- Osceola Location within New York Osceola Location within the United States
- Coordinates: 43°32′7″N 75°42′0″W﻿ / ﻿43.53528°N 75.70000°W
- Country: United States
- State: New York
- County: Lewis

Area
- • Total: 87.10 sq mi (225.58 km^{2})
- • Land: 87.01 sq mi (225.35 km^{2})
- • Water: 0.089 sq mi (0.23 km^{2})
- Elevation: 1,686 ft (514 m)

Population (2010)
- • Total: 229
- • Estimate (2016): 228
- • Density: 2.6/sq mi (1.01/km^{2})
- Time zone: UTC-5 (Eastern (EST))
- • Summer (DST): UTC-4 (EDT)
- ZIP Codes: 13316 (Camden); 13325 (Constableville); 13367 (Lowville); 13437 (Redfield);
- FIPS code: 36-049-55497
- GNIS feature ID: 979321

= Osceola, New York =

Osceola is a town in Lewis County, New York, United States. The population was 229 at the 2010 census. The town is named for the Seminole fighter Osceola.

The town of Osceola is in the southwestern part of Lewis County and is southwest of Lowville, the county seat.

== History ==
Settlement in the town began around 1838. Osceola was formed from the town of West Turin in 1844. The town's name was selected by Anna Maria Jay, the granddaughter of John Jay, following national outrage over the capture and treatment of Osceola.

The Osceola Town Hall was added to the National Register of Historic Places in 2005.

==Geography==
According to the United States Census Bureau, the town has a total area of 87.1 sqmi, of which 0.1 sqmi, or 0.10%, are water.

The southern town line is the border of Oneida County, and the western town line is the border of Oswego County.

The Salmon River, a tributary of Lake Ontario, flows across the southern part of the town.

==Demographics==

At the 2000 census, there were 265 people, 112 households and 74 families residing in the town. The population density was 3.0 PD/sqmi. There were 402 housing units at an average density of 4.6 /sqmi. The racial makeup of the town was 99.62% White, 0.38% from other races. Hispanic or Latino of any race were 0.38% of the population.

There were 112 households, of which 28.6% had children under the age of 18 living with them, 50.0% were married couples living together, 10.7% had a female householder with no husband present, and 33.9% were non-families. 28.6% of all households were made up of individuals, and 10.7% had someone living alone who was 65 years of age or older. The average household size was 2.37 and the average family size was 2.88.
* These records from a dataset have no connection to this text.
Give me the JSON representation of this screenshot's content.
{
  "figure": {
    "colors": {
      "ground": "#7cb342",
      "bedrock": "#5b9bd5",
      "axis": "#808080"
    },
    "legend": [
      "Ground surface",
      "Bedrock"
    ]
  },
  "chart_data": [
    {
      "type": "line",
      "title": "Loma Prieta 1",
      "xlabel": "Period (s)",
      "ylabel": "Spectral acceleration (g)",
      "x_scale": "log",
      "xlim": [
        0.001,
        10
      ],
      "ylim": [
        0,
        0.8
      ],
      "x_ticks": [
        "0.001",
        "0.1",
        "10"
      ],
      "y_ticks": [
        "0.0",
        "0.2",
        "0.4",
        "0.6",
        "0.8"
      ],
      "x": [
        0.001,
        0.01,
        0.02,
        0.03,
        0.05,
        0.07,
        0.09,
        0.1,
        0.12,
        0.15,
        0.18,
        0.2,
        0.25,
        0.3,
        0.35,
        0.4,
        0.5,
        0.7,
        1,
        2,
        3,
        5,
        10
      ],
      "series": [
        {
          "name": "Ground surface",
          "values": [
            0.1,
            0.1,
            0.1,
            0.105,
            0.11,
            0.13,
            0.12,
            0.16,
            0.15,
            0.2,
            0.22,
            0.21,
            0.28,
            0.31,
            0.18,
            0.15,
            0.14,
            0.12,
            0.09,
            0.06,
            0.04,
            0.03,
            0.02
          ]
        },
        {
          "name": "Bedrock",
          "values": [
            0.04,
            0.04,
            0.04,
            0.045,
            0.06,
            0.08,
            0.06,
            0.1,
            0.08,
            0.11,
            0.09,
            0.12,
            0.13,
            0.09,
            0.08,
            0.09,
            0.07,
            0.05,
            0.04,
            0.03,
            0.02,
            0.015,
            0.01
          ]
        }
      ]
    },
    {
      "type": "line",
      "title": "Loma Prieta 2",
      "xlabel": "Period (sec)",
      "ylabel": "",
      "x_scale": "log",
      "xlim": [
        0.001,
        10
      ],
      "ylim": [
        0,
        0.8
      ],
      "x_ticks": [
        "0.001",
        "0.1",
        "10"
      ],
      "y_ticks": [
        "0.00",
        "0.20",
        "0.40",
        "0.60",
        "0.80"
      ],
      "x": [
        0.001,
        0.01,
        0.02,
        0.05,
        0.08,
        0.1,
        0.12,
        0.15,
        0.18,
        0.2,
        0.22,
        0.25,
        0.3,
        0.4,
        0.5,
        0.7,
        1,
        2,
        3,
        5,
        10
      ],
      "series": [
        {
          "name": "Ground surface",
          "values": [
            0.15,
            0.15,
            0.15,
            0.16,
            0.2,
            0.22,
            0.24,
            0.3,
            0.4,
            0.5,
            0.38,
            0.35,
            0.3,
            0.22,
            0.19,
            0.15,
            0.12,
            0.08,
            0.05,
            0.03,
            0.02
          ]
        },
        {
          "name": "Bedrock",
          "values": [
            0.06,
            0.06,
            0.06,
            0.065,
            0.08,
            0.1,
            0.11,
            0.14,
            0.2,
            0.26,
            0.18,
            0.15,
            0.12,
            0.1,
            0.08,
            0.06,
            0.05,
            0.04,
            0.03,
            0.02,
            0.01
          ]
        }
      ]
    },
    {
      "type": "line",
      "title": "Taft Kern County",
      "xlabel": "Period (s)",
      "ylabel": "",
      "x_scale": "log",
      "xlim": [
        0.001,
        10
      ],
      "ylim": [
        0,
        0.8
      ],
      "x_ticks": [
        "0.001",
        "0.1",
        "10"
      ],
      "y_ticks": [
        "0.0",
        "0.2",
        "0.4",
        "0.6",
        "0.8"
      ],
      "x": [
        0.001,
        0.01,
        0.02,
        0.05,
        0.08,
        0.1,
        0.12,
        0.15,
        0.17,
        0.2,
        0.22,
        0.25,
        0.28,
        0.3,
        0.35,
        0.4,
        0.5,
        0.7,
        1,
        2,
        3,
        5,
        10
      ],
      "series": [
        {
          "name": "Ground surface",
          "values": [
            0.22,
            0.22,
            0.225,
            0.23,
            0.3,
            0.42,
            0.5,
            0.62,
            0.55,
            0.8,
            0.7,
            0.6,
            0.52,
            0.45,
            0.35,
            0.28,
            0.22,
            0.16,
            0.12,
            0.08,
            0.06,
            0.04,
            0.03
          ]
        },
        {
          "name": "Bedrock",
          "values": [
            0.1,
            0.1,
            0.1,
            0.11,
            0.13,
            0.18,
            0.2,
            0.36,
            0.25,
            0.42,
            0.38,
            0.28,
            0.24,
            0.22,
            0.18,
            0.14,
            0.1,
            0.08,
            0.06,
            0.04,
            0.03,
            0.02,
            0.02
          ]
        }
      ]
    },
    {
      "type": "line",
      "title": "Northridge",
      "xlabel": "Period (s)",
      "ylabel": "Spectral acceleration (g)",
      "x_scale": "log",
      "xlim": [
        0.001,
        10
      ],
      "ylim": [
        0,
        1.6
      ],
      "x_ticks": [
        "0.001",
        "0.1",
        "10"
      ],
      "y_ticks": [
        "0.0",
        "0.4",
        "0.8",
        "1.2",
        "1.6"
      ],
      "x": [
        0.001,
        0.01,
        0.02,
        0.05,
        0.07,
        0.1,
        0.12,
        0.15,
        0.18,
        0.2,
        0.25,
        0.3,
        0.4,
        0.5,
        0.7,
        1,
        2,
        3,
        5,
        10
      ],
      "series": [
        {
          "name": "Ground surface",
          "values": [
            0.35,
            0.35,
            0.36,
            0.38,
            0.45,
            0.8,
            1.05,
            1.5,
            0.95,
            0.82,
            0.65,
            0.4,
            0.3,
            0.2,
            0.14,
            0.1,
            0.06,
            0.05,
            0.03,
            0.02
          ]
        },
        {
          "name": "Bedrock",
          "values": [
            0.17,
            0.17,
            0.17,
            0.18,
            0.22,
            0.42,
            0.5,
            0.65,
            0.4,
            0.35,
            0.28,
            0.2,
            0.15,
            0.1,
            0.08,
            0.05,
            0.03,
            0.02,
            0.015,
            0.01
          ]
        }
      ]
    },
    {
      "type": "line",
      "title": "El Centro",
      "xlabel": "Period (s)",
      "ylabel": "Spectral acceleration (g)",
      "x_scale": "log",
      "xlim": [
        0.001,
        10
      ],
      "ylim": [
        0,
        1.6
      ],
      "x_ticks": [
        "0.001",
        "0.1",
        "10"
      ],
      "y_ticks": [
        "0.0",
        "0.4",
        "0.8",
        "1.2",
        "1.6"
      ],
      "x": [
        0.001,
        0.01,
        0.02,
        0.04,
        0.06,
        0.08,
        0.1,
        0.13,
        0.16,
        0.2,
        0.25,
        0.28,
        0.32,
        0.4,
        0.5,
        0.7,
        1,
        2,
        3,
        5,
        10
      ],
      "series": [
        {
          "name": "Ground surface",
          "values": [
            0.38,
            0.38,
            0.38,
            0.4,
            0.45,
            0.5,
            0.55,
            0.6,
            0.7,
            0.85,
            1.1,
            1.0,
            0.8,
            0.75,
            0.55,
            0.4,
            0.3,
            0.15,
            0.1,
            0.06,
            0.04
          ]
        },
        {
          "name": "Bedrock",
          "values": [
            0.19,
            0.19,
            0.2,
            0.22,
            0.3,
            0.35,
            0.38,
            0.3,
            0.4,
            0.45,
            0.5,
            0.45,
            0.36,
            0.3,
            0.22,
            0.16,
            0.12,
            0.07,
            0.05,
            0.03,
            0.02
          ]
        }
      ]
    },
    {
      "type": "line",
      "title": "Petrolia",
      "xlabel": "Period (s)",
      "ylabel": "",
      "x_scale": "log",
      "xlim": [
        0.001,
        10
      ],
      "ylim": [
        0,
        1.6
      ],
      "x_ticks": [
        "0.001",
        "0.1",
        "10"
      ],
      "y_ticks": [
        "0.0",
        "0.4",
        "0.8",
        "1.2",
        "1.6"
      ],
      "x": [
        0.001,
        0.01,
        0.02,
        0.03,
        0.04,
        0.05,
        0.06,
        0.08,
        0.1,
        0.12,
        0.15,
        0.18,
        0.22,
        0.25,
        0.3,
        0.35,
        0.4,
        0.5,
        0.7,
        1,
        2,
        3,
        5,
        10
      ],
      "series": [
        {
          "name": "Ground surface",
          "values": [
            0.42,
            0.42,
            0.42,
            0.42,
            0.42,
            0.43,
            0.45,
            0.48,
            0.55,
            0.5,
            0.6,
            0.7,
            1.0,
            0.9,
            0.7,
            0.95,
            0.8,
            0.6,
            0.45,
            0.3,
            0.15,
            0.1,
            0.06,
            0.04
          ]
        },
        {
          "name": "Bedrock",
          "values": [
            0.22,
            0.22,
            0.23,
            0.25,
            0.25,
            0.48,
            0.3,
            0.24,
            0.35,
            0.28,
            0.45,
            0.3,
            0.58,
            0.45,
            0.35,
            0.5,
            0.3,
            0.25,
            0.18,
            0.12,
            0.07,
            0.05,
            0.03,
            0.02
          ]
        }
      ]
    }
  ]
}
24.2% of the population were under the age of 18, 4.2% from 18 to 24, 33.2% from 25 to 44, 24.9% from 45 to 64, and 13.6% who were 65 years of age or older. The median age was 41 years. For every 100 females, there were 94.9 males. For every 100 females age 18 and over, there were 101.0 males.

The median household income was $35,469, and the median family income was $38,750. Males had a median income of $31,125 versus $20,750 for females. The per capita income for the town was $17,467. About 13.7% of families and 12.2% of the population were below the poverty line, including 15.9% of those under the age of eighteen and 15.2% of those 65 or over.

Historical population
| Census | Pop. | Note | %± |
| 1850 | 412 |  | — |
| 1860 | 595 |  | 44.4% |
| 1870 | 688 |  | 15.6% |
| 1880 | 666 |  | −3.2% |
| 1890 | 587 |  | −11.9% |
| 1900 | 629 |  | 7.2% |
| 1910 | 456 |  | −27.5% |
| 1920 | 431 |  | −5.5% |
| 1930 | 319 |  | −26.0% |
| 1940 | 281 |  | −11.9% |
| 1950 | 244 |  | −13.2% |
| 1960 | 181 |  | −25.8% |
| 1970 | 167 |  | −7.7% |
| 1980 | 321 |  | 92.2% |
| 1990 | 239 |  | −25.5% |
| 2000 | 265 |  | 10.9% |
| 2010 | 229 |  | −13.6% |
| 2016 (est.) | 228 |  | −0.4% |
U.S. Decennial Census

== Communities and locations in Osceola ==
- Monteola – A hamlet in the northeastern part of the town. (This hamlet is now abandoned, there is no permanent population and no public road to access it. The only access is by the abandoned G & W railroad bed.)
- New Campbellwood Wye – A hamlet in the northwestern part of the town. (New Campbellwood Wye is now abandoned and is only accessible via logging trails.)
- North Osceola – A hamlet in the west-central part of the town.
- Old Campbellwood Wye – A hamlet south of Monteola. (Old Campbell Wood Wye is abandoned and there are no public roads to access the location.)
- Osceola – The hamlet of Osceola is in the southern part of the town on County Road 46.